Ответ, нам кажется, надо искать не только (или даже не столько) в развитии пушкинской метрики и строфики, сколько в смысловом сравнении обоих стихотворений.
Заметим, кстати, что постоянный оппонент Пушкина в Кишиневе Владимир Раевский в свое время не понял в стихотворении «Наполеон на Эльбе» именно те самые места, которые дают повод к сближению лицейского опыта с грядущим «Памятником». В своем мемуарном отрывке «Вечер в Кишиневе» Раевский так высмеивает пушкинские строки:
<…> Ну, любезный, высоко ж взмостился Наполеон!
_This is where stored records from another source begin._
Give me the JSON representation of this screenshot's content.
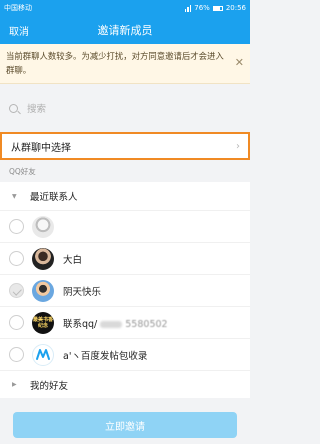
{
  "status": {
    "carrier": "中国移动",
    "battery": "76%",
    "time": "20:56"
  },
  "titlebar": {
    "cancel": "取消",
    "title": "邀请新成员"
  },
  "notice": {
    "text": "当前群聊人数较多。为减少打扰，对方同意邀请后才会进入群聊。",
    "close_icon": "close-icon"
  },
  "search": {
    "placeholder": "搜索"
  },
  "group_select": {
    "label": "从群聊中选择"
  },
  "section_label": "QQ好友",
  "categories": {
    "recent": "最近联系人",
    "friends": "我的好友"
  },
  "contacts": [
    {
      "name": "",
      "checked": false
    },
    {
      "name": "大白",
      "checked": false
    },
    {
      "name": "阴天快乐",
      "checked": true
    },
    {
      "name": "联系qq/",
      "suffix": "5580502",
      "checked": false
    },
    {
      "name": "a'ヽ百度发帖包收录",
      "checked": false
    }
  ],
  "avatar_badge_text": "最美书香纪念",
  "invite_button": "立即邀请",
  "colors": {
    "accent": "#1ba1ee",
    "highlight_border": "#f08a24",
    "button_disabled": "#8fd3f5"
  }
}
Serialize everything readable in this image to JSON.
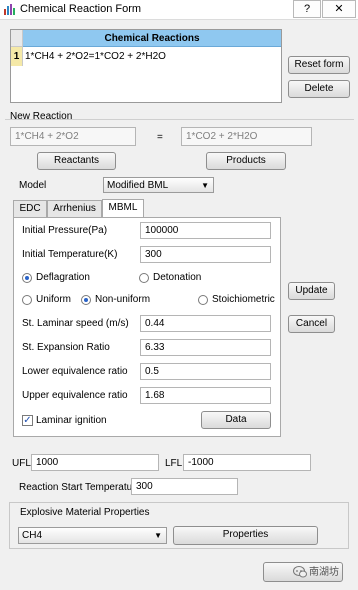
{
  "window": {
    "title": "Chemical Reaction Form",
    "help_label": "?",
    "close_label": "✕"
  },
  "reactions_table": {
    "header": "Chemical Reactions",
    "rows": [
      {
        "index": "1",
        "equation": "1*CH4 + 2*O2=1*CO2 + 2*H2O"
      }
    ]
  },
  "side_buttons": {
    "reset": "Reset form",
    "delete": "Delete",
    "update": "Update",
    "cancel": "Cancel"
  },
  "new_reaction": {
    "group_label": "New Reaction",
    "reactants_value": "1*CH4 + 2*O2",
    "equals": "=",
    "products_value": "1*CO2 + 2*H2O",
    "reactants_button": "Reactants",
    "products_button": "Products",
    "model_label": "Model",
    "model_value": "Modified BML"
  },
  "tabs": [
    "EDC",
    "Arrhenius",
    "MBML"
  ],
  "mbml": {
    "initial_pressure_label": "Initial Pressure(Pa)",
    "initial_pressure_value": "100000",
    "initial_temperature_label": "Initial Temperature(K)",
    "initial_temperature_value": "300",
    "deflagration_label": "Deflagration",
    "detonation_label": "Detonation",
    "uniform_label": "Uniform",
    "non_uniform_label": "Non-uniform",
    "stoichiometric_label": "Stoichiometric",
    "laminar_speed_label": "St. Laminar speed (m/s)",
    "laminar_speed_value": "0.44",
    "expansion_ratio_label": "St. Expansion Ratio",
    "expansion_ratio_value": "6.33",
    "lower_equiv_label": "Lower equivalence ratio",
    "lower_equiv_value": "0.5",
    "upper_equiv_label": "Upper equivalence ratio",
    "upper_equiv_value": "1.68",
    "laminar_ignition_label": "Laminar ignition",
    "data_button": "Data"
  },
  "limits": {
    "ufl_label": "UFL",
    "ufl_value": "1000",
    "lfl_label": "LFL",
    "lfl_value": "-1000"
  },
  "start_temp": {
    "label": "Reaction Start Temperature",
    "value": "300"
  },
  "explosive": {
    "group_label": "Explosive Material Properties",
    "material": "CH4",
    "properties_button": "Properties"
  },
  "watermark": "南湖坊",
  "colors": {
    "header_blue": "#8fc8f0",
    "row_highlight": "#f5e9a8"
  }
}
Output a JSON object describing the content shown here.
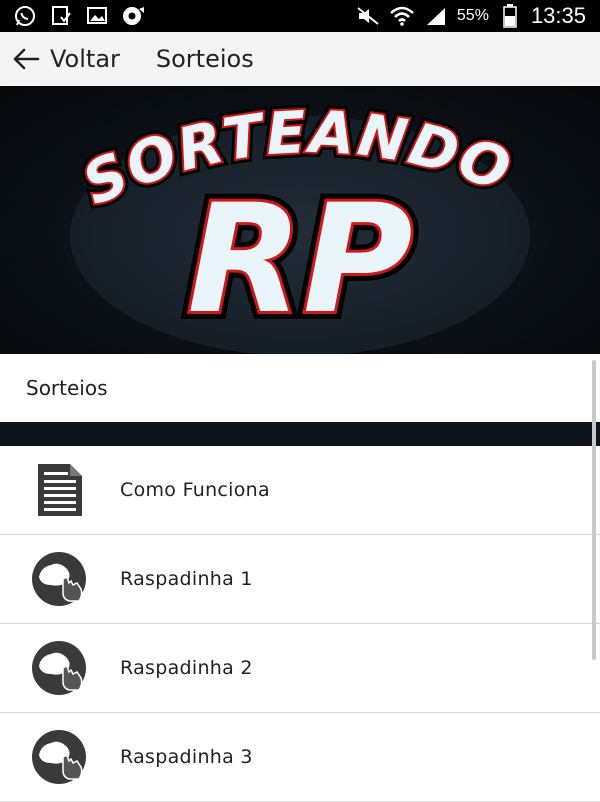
{
  "status_bar": {
    "battery_percent": "55%",
    "time": "13:35",
    "icons": [
      "whatsapp-icon",
      "download-check-icon",
      "gallery-icon",
      "play-store-icon",
      "mute-icon",
      "wifi-icon",
      "signal-icon",
      "battery-icon"
    ]
  },
  "app_bar": {
    "back_label": "Voltar",
    "title": "Sorteios"
  },
  "banner": {
    "logo_top": "SORTEANDO",
    "logo_main": "RP"
  },
  "section": {
    "title": "Sorteios"
  },
  "list": {
    "items": [
      {
        "label": "Como Funciona",
        "icon": "document-icon"
      },
      {
        "label": "Raspadinha 1",
        "icon": "scratch-card-icon"
      },
      {
        "label": "Raspadinha 2",
        "icon": "scratch-card-icon"
      },
      {
        "label": "Raspadinha 3",
        "icon": "scratch-card-icon"
      }
    ]
  },
  "colors": {
    "status_bar": "#000000",
    "app_bar": "#f4f4f4",
    "banner_dark": "#0a0f15",
    "logo_fill": "#e9f4fb",
    "logo_outline": "#d01818",
    "icon_gray": "#3a3a3a"
  }
}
На скале сидеть можно, но над скалою… Слишком странная фигура! <…>
Ночью смотреть на другой берег! <…>
<…> Ну, любезный друг <…> На Эльбе ни одной скалы нет! <…> Не у места, если б я сказал, что волны бурного моря плескаются о стены Кремля или Везувий пламя извергает на Тверской»[398]
.Критика Раевского по-своему совершенно точна. Она становится в тупик именно там, где возвышенное прозрение сменяет низкую истину. Что происходит с Наполеоном? Он изгнан на остров, и здесь ему приходит видение будущего — победоносное возвращение во Францию, успех, слава, т. е. именно то, чему суждено свершиться на «сто дней», в один из этих «ста дней» Пушкин и пишет свое стихотворение. Следовательно, молодой поэт относит героя во времени несколько назад и одаряет пророчеством, которому — он знает — суждено сбыться. В условном мире стиха «сто дней» — грядущее, поэтому Бонапартово видение обставляется всеми атрибутами известной культурной традиции — изгнанничество, каменный остров, скала, ночь.
Эти традиционные знаки поэту, конечно, важнее простой фактографии; ему все равно, есть на настоящей Эльбе скалы или нет и можно ли видеть дальние берега по ночам. Видение приходит, и оно — спектакль, который требует таких, а не иных подмостков.
Провидческие лавры Пушкин отдает здесь Наполеону; понятно, образ полководца тревожит сознание молодого поэта, который еще далеко не дерзает примерить на себя пророческие символы. Но важно уже и то, что на Патмос — Эльбу Пушкин помещает не древнего святого, что следовало бы сделать канонически, а своего светского современника, хотя бы и самого прославленного. Из зерна такой возможности и вырастет потом уверенное самосознание автора «Памятника».
Раевский привычно видит в «Наполеоне на Эльбе» романтическую поверхность; признаки другого культурного начала от него ускользают — немудрено. Дело тут не только в противоборстве литературных школ. «Вечер в Кишиневе» написан не позднее 1822 г., Пушкин еще не создал тех своих вещей (включая «Памятник»), которые «обратным» светом высветили бы раннее стихотворение.
Когда после гибели Пушкина Жуковский переменит в первой строфе «Памятника» Александрийский столп на Наполеонов, то это, конечно, исказит стихи в угоду цензурным требованиям. Но ход мысли Жуковского оказывается не вовсе за пределами пушкинских представлений — свидетельством тому и «Наполеон на Эльбе», и еще более стихотворение «Герой», о котором речь впереди.
Строфическая аналогия «Наполеона на Эльбе» с «Памятником», по-видимому, отражает не только формальную, но и смысловую родственность произведений, а шире — непрерывность некоторых мотивов самосознания Пушкина: от начальных шагов творчества до самого конца.
Продолжение этой линии отчетливо видно в цитированном уже письме Пушкина к А. И. Тургеневу из Кишинева от 7 мая 1821 г.
Называя место своей ссылки островом Патмосом, Пушкин более чем прозрачно намекает на ту роль, которую он здесь себе присваивает. Новозаветное выражение из того же письма «В руце твои предаюся, отче!» лишний раз подчеркивает тот литературный источник, который в данном случае пародируется.
Молодой Пушкин уже смеет рекомендоваться провидцем, но делает это пока еще шутя, несерьезно. Его заботит не столько пророческий ореол, сколько увлекательная возможность вырваться на несколько дней в Петербург с помощью доброго Александра Ивановича. Свою просьбу о протекции он обставляет апокалиптическими атрибутами — благо, к тому есть реальный повод: изгнанничество.
Тургенев должен, по мысли поэта, хлопотать за него перед «жителями Каменного острова», т. е. перед царской фамилией, отдыхающей летом под Петербургом. И конечно же, для Тургенева, прекрасно знакомого и с римской, и со священной историей, совершенно понятен еще один намек в письме Пушкина, не менее важный.